Jiyang Yu, Ph.D., St. Jude Department of Computational Biology interim chair, in collaboration with Gottschalk, commented on the study's implications: “The single-cell analysis is like deep cartography, a map with a near pixel-perfect resolution. The large number of integration sites could be used as a safety reference for future lentiviral gene therapies.”
This research has paved the way for a more profound comprehension of variations in treatment responses, presenting opportunities for refining future gene therapies.
An article detailing these findings was recently published in Science Advances. In their study, the researchers delved into understanding where these gene copies become part of the patient's DNA. They discovered that, from a 3D viewpoint, certain genomic hotspots or regions are the first to come into contact with the lentiviral vector as it enters the cell’s nucleus through a pathway known as a nuclear pore.
Describing this process, Stephen Gottschalk, M.D., from St. Jude’s Department of Bone Marrow Transplantation and Cellular Therapy, stated, “It’s like someone coming into a room and taking the first available seat near the door.” He continued, elaborating on the analogy: “The room is the nucleus.
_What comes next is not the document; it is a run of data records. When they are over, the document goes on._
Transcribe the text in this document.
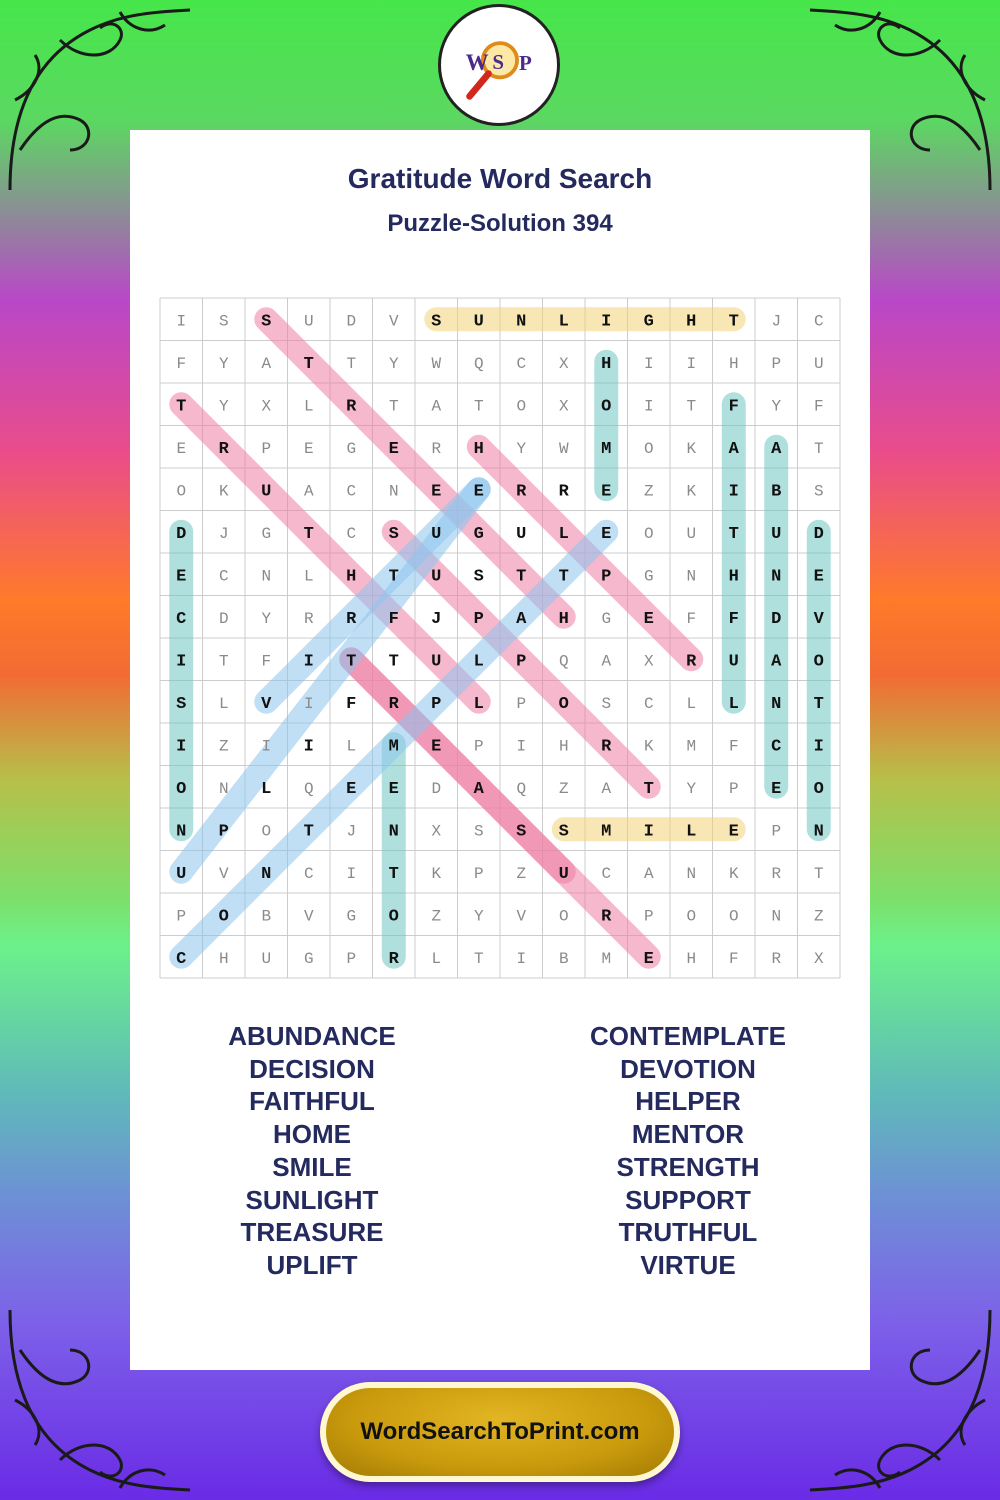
W S P
Gratitude Word Search
Puzzle-Solution 394
I S S U D V S U N L I G H T J C
F Y A T T Y W Q C X H I I H P U
T Y X L R T A T O X O I T F Y F
E R P E G E R H Y W M O K A A T
O K U A C N E E R R E Z K I B S
D J G T C S U G U L E O U T U D
E C N L H T U S T T P G N H N E
C D Y R R F J P A H G E F F D V
I T F I T T U L P Q A X R U A O
S L V I F R P L P O S C L L N T
I Z I I L M E P I H R K M F C I
O N L Q E E D A Q Z A T Y P E O
N P O T J N X S S S M I L E P N
U V N C I T K P Z U C A N K R T
P O B V G O Z Y V O R P O O N Z
C H U G P R L T I B M E H F R X
ABUNDANCE
DECISION
FAITHFUL
HOME
SMILE
SUNLIGHT
TREASURE
UPLIFT
CONTEMPLATE
DEVOTION
HELPER
MENTOR
STRENGTH
SUPPORT
TRUTHFUL
VIRTUE
WordSearchToPrint.com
The seats are these DNA elements right near the door of the nuclear pore. That never occurred to me before this study, but it’s a very simple principle in the end.”
This recent study showcased that the locations where the gene therapy integrates into patient cells greatly impact the safety and efficiency of the procedure. Koon-Kiu Yan, Ph.D., from St. Jude’s Department of Computational Biology, mentioned, “We performed a comprehensive single-cell multi-omic analysis of this gene therapy to understand whether a functional copy of the corrected gene was in patient cells, to what extent the gene was expressed, and the chromatin organization at a single-cell level.” He elaborated on the new capabilities they developed: “Before this study, we could measure the general gene expression of a bulk group of cells. But with bone marrow samples from two patients, we saw at a single-cell level which genes were expressed in which cell types.”
By leveraging single-cell analysis and other methodologies, the team discovered that past gene therapy endeavors led to integration near or directly into oncogenes, increasing the risk of cancer. However, the lentiviral vector employed by St. Jude purposefully bypasses these risky areas, enhancing the safety of the treatment. This pattern was also seen in a lentiviral gene therapy used for creating chimeric antigen receptor (CAR) T cells, indicating this could be a universal occurrence.
Jiyang Yu, Ph.D., St. Jude Department of Computational Biology interim chair, in collaboration with Gottschalk, commented on the study's implications: “The single-cell analysis is like deep cartography, a map with a near pixel-perfect resolution. The large number of integration sites could be used as a safety reference for future lentiviral gene therapies.”
This research has paved the way for a more profound comprehension of variations in treatment responses, presenting opportunities for refining future gene therapies.